While Republican or Democratic candidates need only pay a filing fee to run, unaffiliated candidates will have to present a petition signed by 2 percent of the voters in the judicial district. In addition, some judges may be forced into primaries where they will have to appeal to the more liberal or conservative side of their party, a vetting process that could lead to a polarized judiciary.

Berger thinks the change to party labels is not a departure since it reinstates the system that was in place prior to the late 1990s and early 2000s. But this change reverses a good reform and ignores the rising role of unaffiliated voters, whose ranks have grown by more than 1 million since 2000.

As of March 25, there were 2,639,134 registered Democrats, 2,046,260 registered Republicans and 2,014,641 voters registered as unaffiliated. Since March of 2013, Democratic registration has dropped by 128,000, Republicans have gained 65,654 and unaffiliated voters have soared by 357,172. From June 2008 to June 2016, North Carolina’s registered independents rose by 58.9 percent while Democratic and Republican registration climbed by 4.5 percent and 4 percent.

At this rate, unaffiliated voters will soon pass Republicans to become North Carolina’s second largest group of voters. Yet Republican lawmakers are treating them as if they are invisible. Worse yet, some would make them all but invisible not only on the benches of the state’s courtrooms, but also on elected local boards and councils.

One Republican-backed bill would require that city and town council elections and school board elections be partisan. Some local elections are partisan now, but most aren’t. There are good reasons. Local issues are worked out between neighbors and residents, not Democrats and Republicans. And partisan labels could block or discourage people from seeking office. Federal employees are barred by law from running in partisan elections. People who work for nonprofits may be wary of engaging in partisan politics.

While Berger says adding party labels to more races better informs voters, it actually ignores the wishes of a segment of voters that will soon be larger than Berger’s party. Bob Hall, executive director of Democracy NC, an election watchdog group, said the rising number of independents is sending a message of frustration with politics as usual.

“These people are saying, ‘We don’t want hard-edged partisanship. We want solutions, government that works,’ ” he said.

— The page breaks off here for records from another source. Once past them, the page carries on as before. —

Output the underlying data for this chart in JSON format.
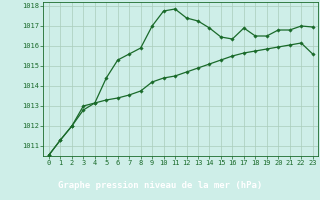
{
  "title": "Graphe pression niveau de la mer (hPa)",
  "background_color": "#ceeee8",
  "plot_bg_color": "#ceeee8",
  "label_bg_color": "#2a6a3a",
  "grid_color": "#aaccbb",
  "line_color": "#1a6a2a",
  "marker_color": "#1a6a2a",
  "x_values": [
    0,
    1,
    2,
    3,
    4,
    5,
    6,
    7,
    8,
    9,
    10,
    11,
    12,
    13,
    14,
    15,
    16,
    17,
    18,
    19,
    20,
    21,
    22,
    23
  ],
  "y_line1": [
    1010.55,
    1011.3,
    1012.0,
    1012.8,
    1013.15,
    1014.4,
    1015.3,
    1015.6,
    1015.9,
    1017.0,
    1017.75,
    1017.85,
    1017.4,
    1017.25,
    1016.9,
    1016.45,
    1016.35,
    1016.9,
    1016.5,
    1016.5,
    1016.8,
    1016.8,
    1017.0,
    1016.95
  ],
  "y_line2": [
    1010.55,
    1011.3,
    1012.0,
    1013.0,
    1013.15,
    1013.3,
    1013.4,
    1013.55,
    1013.75,
    1014.2,
    1014.4,
    1014.5,
    1014.7,
    1014.9,
    1015.1,
    1015.3,
    1015.5,
    1015.65,
    1015.75,
    1015.85,
    1015.95,
    1016.05,
    1016.15,
    1015.6
  ],
  "ylim": [
    1010.5,
    1018.2
  ],
  "yticks": [
    1011,
    1012,
    1013,
    1014,
    1015,
    1016,
    1017,
    1018
  ],
  "xlim": [
    -0.5,
    23.5
  ],
  "xticks": [
    0,
    1,
    2,
    3,
    4,
    5,
    6,
    7,
    8,
    9,
    10,
    11,
    12,
    13,
    14,
    15,
    16,
    17,
    18,
    19,
    20,
    21,
    22,
    23
  ],
  "tick_fontsize": 5,
  "title_fontsize": 6.5,
  "title_color": "#ffffff",
  "axis_color": "#1a6a2a"
}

The Republican drive to make all branches and levels of government partisan isn’t about promoting political debate. It’s about stifling it. Adding partisan labels to judicial and local races sets up a more efficient way to channel money into them. The smaller or lower profile the race, the more money can shape its outcome, as seen in the Republicans’ success in state legislative races here and nationally.

As the party labels proliferate, independents are being shut out. Eventually, they may notice the party label behind that effort and vote accordingly.